How the Opioid Crisis is Affecting Healthcare Fraud with John LeBlanc of Manatt
The United States is currently in the midst of a crisis with opioid drugs. The CDC estimates that over ninety Americans die every day from an opioid overdose. In 2016 alone, drug overdoses killed over 64,000 Americans. These numbers are staggering and continue to rise each year as more opioids flood the streets from both foreign and domestic sources.
In response to this crisis, the U.S. Department of Health and Human Services began focusing on drug diversion, or the transfer of drugs from legitimate channels into the hands of those who are not legally authorized to have them. As a result, according to a 2017 report by HHS’ Office of Inspector General, one-fifth of Medicare patients were prescribed opioids in 2016 at the cost of over $4 billion.
One of the main reasons behind this increase in healthcare fraud is an abundance of prescription opioids due to the opioid epidemic. According to attorney John LeBlanc of Manatt, “The opioid epidemic has created an environment of over-prescribing.
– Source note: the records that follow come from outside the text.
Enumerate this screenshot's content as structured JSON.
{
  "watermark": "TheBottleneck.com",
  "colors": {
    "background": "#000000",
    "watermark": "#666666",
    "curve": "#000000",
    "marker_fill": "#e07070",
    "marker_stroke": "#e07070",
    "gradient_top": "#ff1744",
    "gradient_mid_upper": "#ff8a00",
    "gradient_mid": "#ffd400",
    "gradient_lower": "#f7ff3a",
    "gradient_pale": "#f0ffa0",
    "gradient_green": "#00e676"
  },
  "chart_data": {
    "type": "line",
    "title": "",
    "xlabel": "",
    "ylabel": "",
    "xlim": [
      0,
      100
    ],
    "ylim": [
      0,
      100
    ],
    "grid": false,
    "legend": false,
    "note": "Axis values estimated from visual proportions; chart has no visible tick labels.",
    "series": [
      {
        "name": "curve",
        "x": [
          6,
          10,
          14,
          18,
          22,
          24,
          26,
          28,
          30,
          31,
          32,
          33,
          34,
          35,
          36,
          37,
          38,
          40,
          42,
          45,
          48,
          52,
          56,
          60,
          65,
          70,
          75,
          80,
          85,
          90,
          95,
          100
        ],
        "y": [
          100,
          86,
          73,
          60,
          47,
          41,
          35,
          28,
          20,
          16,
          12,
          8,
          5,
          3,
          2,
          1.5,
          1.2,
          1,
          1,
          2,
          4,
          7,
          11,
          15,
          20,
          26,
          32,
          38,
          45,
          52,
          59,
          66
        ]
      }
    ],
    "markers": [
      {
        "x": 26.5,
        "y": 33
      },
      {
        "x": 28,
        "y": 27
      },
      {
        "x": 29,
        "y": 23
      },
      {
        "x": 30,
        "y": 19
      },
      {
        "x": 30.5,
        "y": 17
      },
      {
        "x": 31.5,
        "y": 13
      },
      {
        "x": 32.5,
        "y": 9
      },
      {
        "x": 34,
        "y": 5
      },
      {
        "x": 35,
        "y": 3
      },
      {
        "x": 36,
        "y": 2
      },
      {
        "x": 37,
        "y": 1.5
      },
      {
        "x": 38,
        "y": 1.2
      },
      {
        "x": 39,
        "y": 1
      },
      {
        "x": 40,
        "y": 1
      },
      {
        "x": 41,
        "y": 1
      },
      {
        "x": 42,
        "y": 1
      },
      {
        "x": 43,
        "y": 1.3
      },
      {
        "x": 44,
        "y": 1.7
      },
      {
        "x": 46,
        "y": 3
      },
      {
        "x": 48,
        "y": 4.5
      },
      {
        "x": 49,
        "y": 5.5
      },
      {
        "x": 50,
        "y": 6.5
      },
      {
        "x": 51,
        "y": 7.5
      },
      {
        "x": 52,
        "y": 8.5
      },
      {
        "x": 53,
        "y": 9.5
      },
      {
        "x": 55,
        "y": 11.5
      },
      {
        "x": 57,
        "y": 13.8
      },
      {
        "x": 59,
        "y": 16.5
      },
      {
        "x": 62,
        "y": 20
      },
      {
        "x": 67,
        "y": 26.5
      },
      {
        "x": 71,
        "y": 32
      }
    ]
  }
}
For example, the average time between a nonfatal overdose and the resumption of prescribing an opioid is just 13 days.” This means that many patients are prescribed opioids by their physician for pain relief after one prescription, only to return within weeks suffering from withdrawal due to dependent use. This creates an additional strain on the healthcare system since individuals are still in pain while also dealing with withdrawal.
Another major cause behind this increase in opioid-related healthcare fraud is that physicians’ prescription pads can be desirable targets for criminals. Since 2016, over thirty doctors have been charged by the Office of Inspector General for prescribing opioids without legitimate medical purpose or not providing a legitimate medical service. A doctor’s prescription can also be used to divert opioids from one location to another. In May 2017, the Office of Inspector General announced that over forty individuals had been charged with opioid diversion schemes totaling over $230 million in false billing from Medicare and Medicaid from January 2014 to December 2016 alone.
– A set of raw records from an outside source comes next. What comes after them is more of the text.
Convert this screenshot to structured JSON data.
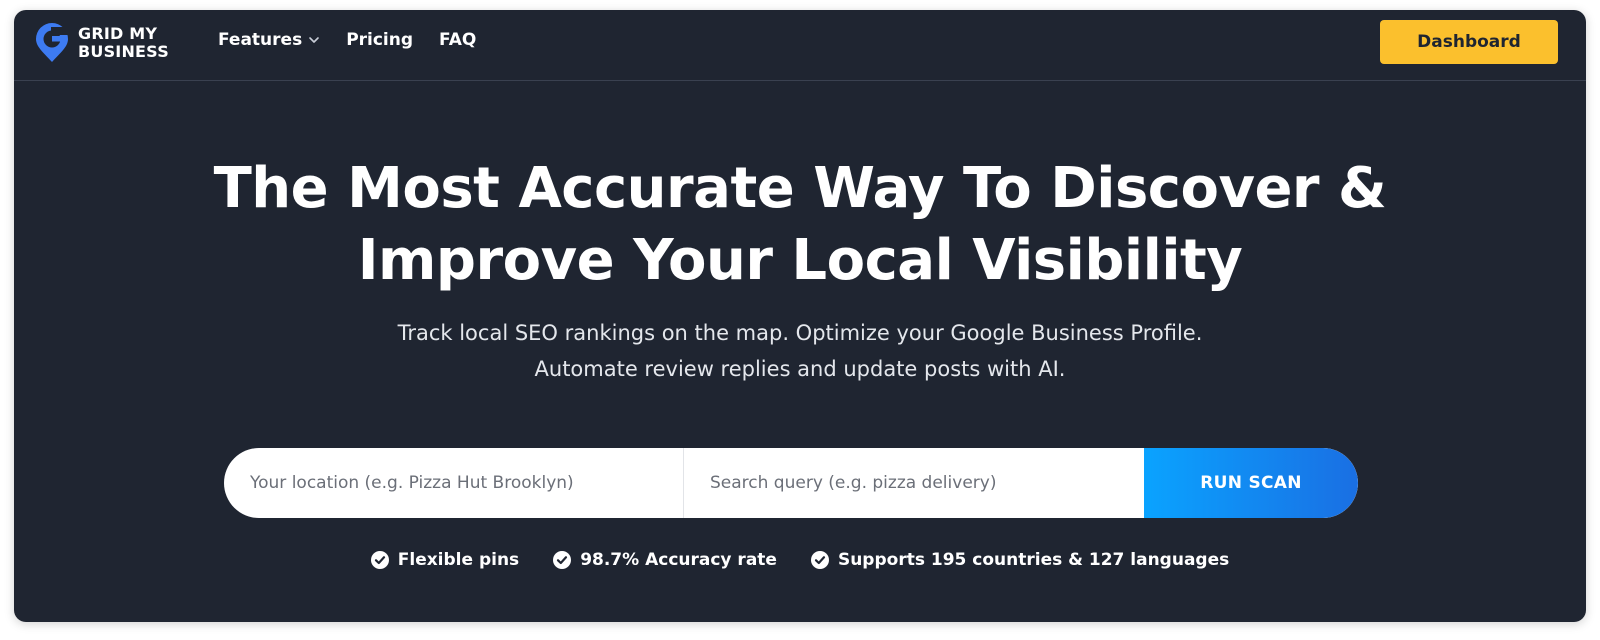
{
  "brand": {
    "line1": "GRID MY",
    "line2": "BUSINESS",
    "logo_icon": "google-g-pin-icon",
    "logo_color": "#3d7bf2"
  },
  "nav": {
    "items": [
      {
        "label": "Features",
        "has_dropdown": true
      },
      {
        "label": "Pricing"
      },
      {
        "label": "FAQ"
      }
    ],
    "dashboard_label": "Dashboard"
  },
  "hero": {
    "title_line1": "The Most Accurate Way To Discover &",
    "title_line2": "Improve Your Local Visibility",
    "subtitle_line1": "Track local SEO rankings on the map. Optimize your Google Business Profile.",
    "subtitle_line2": "Automate review replies and update posts with AI."
  },
  "search": {
    "location_placeholder": "Your location (e.g. Pizza Hut Brooklyn)",
    "query_placeholder": "Search query (e.g. pizza delivery)",
    "button_label": "RUN SCAN"
  },
  "features": [
    {
      "icon": "check-circle-icon",
      "label": "Flexible pins"
    },
    {
      "icon": "check-circle-icon",
      "label": "98.7% Accuracy rate"
    },
    {
      "icon": "check-circle-icon",
      "label": "Supports 195 countries & 127 languages"
    }
  ],
  "colors": {
    "background": "#1f2531",
    "accent_yellow": "#fbc02d",
    "accent_blue_start": "#0aa3ff",
    "accent_blue_end": "#1a6fe3"
  }
}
In 2016, the OIG found that roughly 10% of all states had some form of a drug monitoring program, while only two years prior, in 2014, only five states did. In addition, prescription drugs account for over $1 billion in healthcare fraud each year, which means there is a lot of incentive for criminals to try and game the system to get access to this money.
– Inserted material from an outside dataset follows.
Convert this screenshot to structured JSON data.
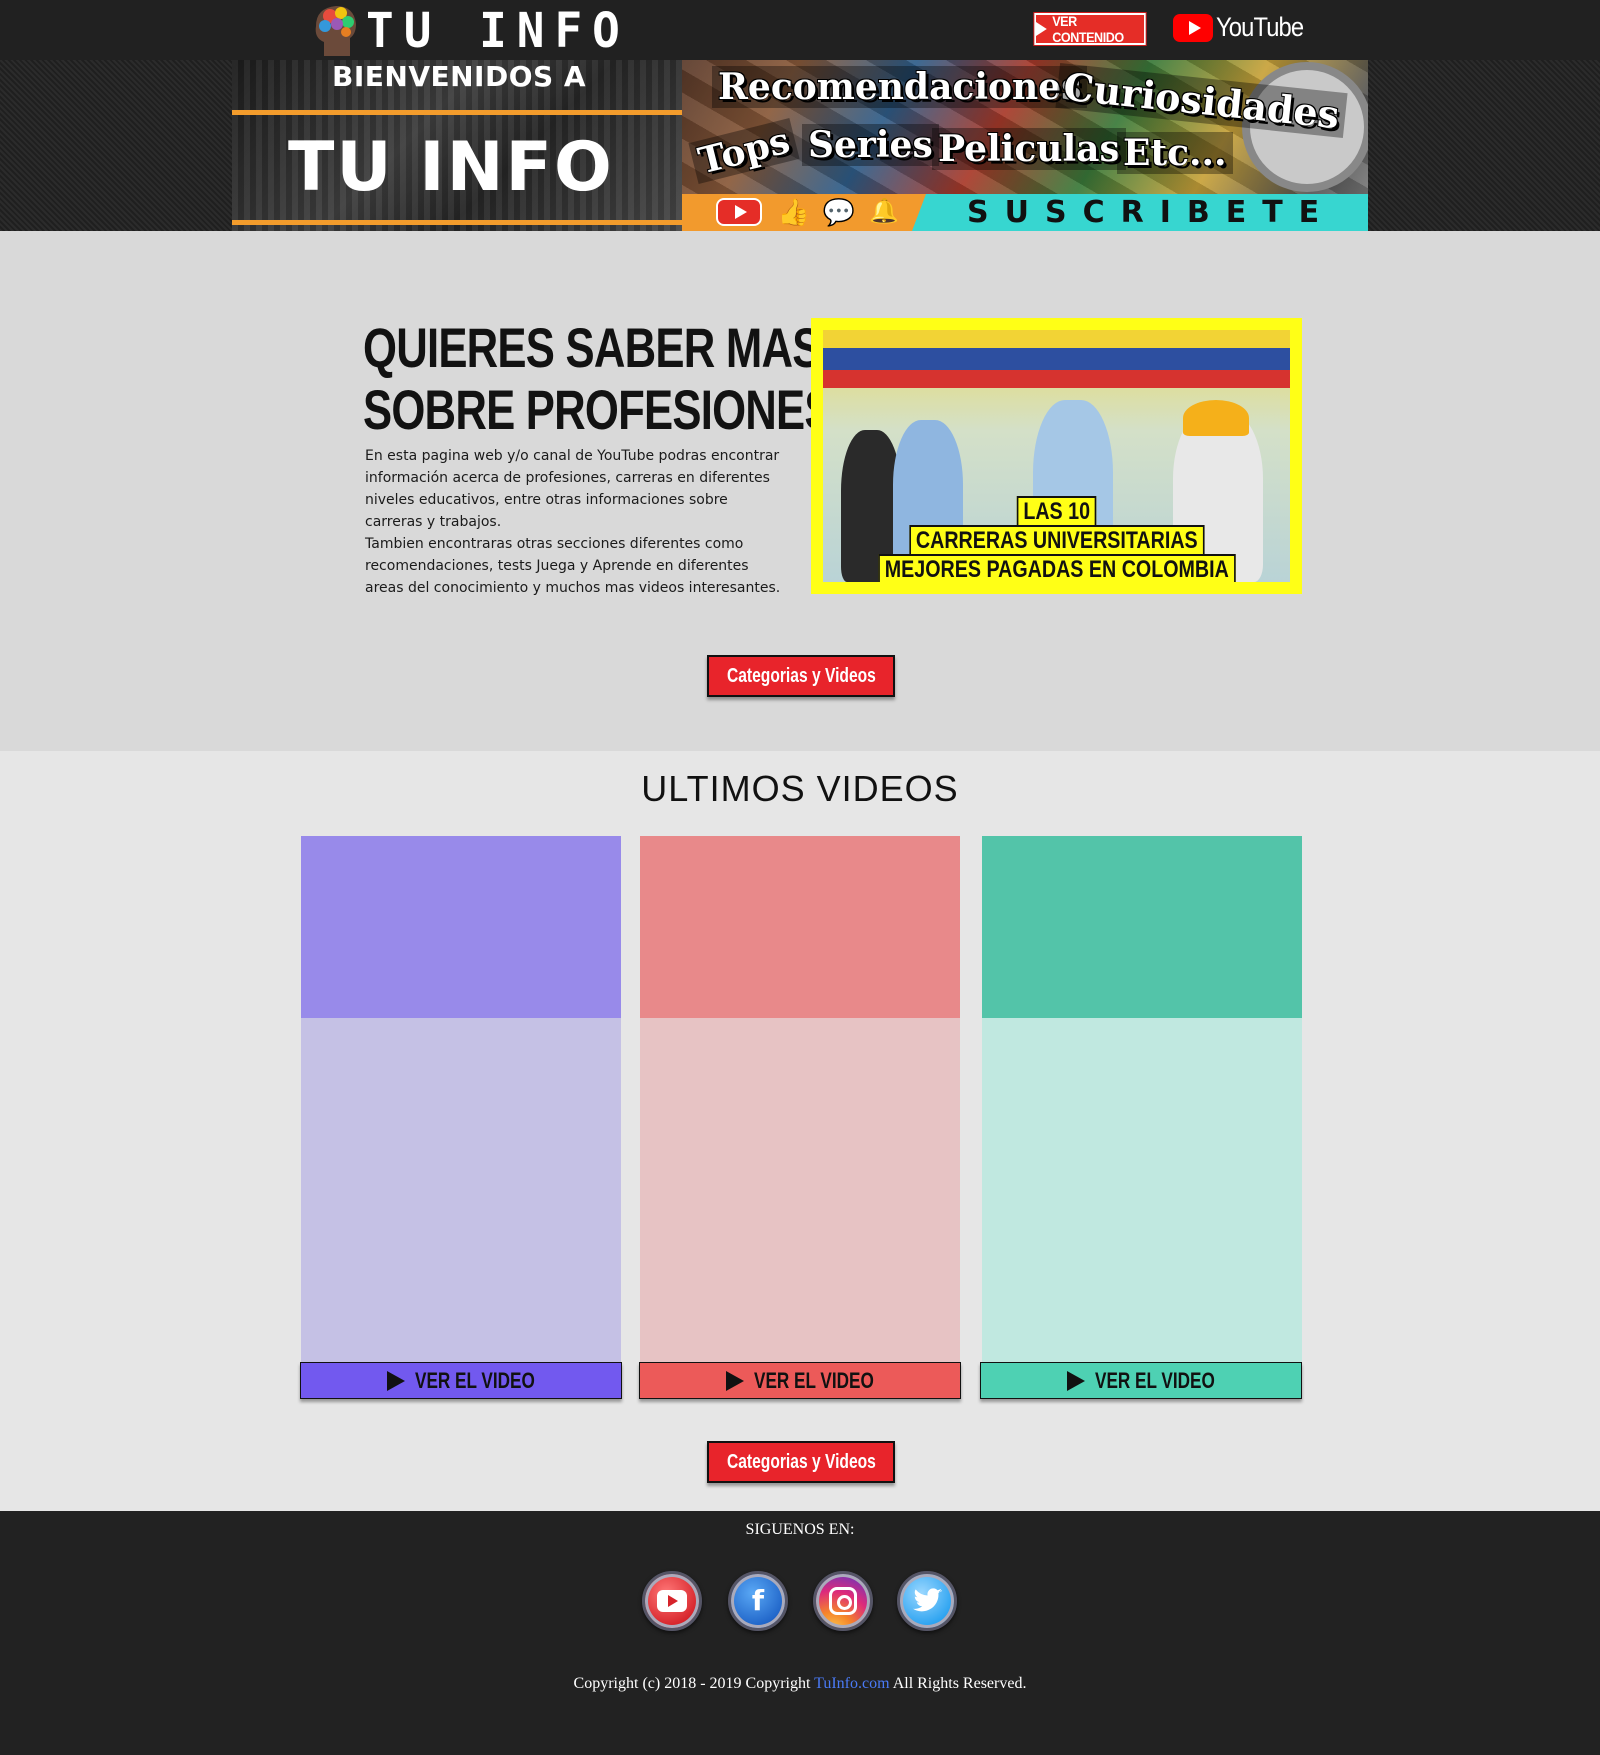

“This balance of criminals looking to get ahold of this money and law enforcement trying to stop them has created a system in which everyone is overusing scrutiny,” says LeBlanc. “Law enforcement has been very successful at finding doctors who are taking advantage of the system, but there isn’t much oversight when it comes to their investigations.”
This resulted in a system of physicians being suspended from Medicare and Medicaid time after time and a system of patients suffering as they have lost their doctors. In addition, with so much attention on physicians, drug diversion rings have been able to find success moving drugs inside the healthcare system due to a lack of oversight from regulators for other industries.